へ〜、こんな言い方もするのね、と思いながら振り返ると、喋っているのは西洋人さん。どこの国の方かはわからない。
この時点での私の教科書的知識では、
This is 〜 までは英米?
さいごの here はマレーシア?
― ? ? ? ? ? ―
2. M さんからのメール
はてなマークが浮かんだ矢先に、クアラルンプールにお住まいの M さんから、次のような趣旨のメールをいただいた。 (ご本人に掲載許可をいただいています)
アメリカ人が、電話に出た時に "XX here." と言っているのを聞いたことがあります。
○○○の辞書にも、here のところに、"(It's) Brown here."「(電話に出て)こちらはブラウンです。」という例文が載っています。

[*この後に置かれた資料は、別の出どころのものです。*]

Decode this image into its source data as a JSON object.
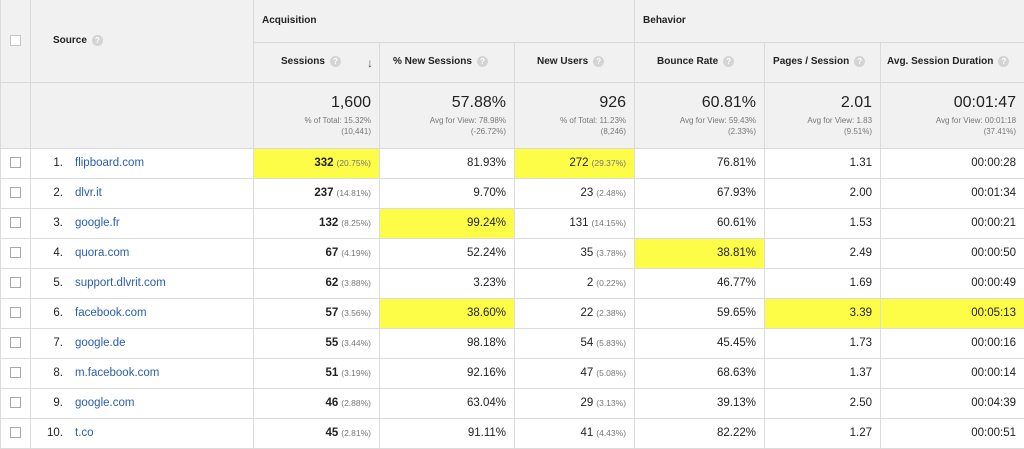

最近では、アメリカ人は電話に出て "Brown." というように自分の名前を名乗るだけの人が多いように感じます。それに比べたら、マレーシア人は本当によく here をくっつけて言いますね。
おお、そうでしたか!
"XX here." は標準的に使われるのですね。そうすると、これは「マレーシア独特の表現」とは言えないことになります。コーヒー屋さんで喋っていた西洋人さんも、別にマレーシア表現に影響されたわけではないのでしょう。
ありがとう、M さん。おかげではてなマークが消えました。
3.ロバちゃんのヒント
さらに翌日、イギリス人のロバちゃんに会ったので聞いてみた。
「電話で名乗る時に "Robert here !" って言う?」
「言うよ。あ〜……、でも、自分がどこにいるかによるかなぁ。家にいて、電話を受けた時は言ってるかな。外にいて携帯で人にかけるときは"This is Robert speaking."だよ」
うーむ。こんな風に使い分ける「場合」もあるわけね。
マレーシアンたちが "XX here." を頻発しているように思えるのは、携帯電話の普及で、どこにいようと、かける時も受ける時も使っているからではないかな。
少なくとも私には、「ココからかけるときはコレ」「どこそこで受けたときはソレ」などと考えてる余裕なんてない。「いつの場合も "XX here."」 は、とても便利に思えてきた。
4.おまけ
やはりクアラルンプールにお住まいの N さんからはこんなお便りをいただいた。 (ご本人に掲載許可をいただいています)
私がマレー人に電話をかけて
「This is N speaking.」と言ったら
「それは英語じゃないですよ!」と
断言されてしまいました。
ハッ????
……、「断言」されてしまいましたですか……。
それでは、思いっきり普及している標準表現
"N here."
で、今後は対処してくださいね。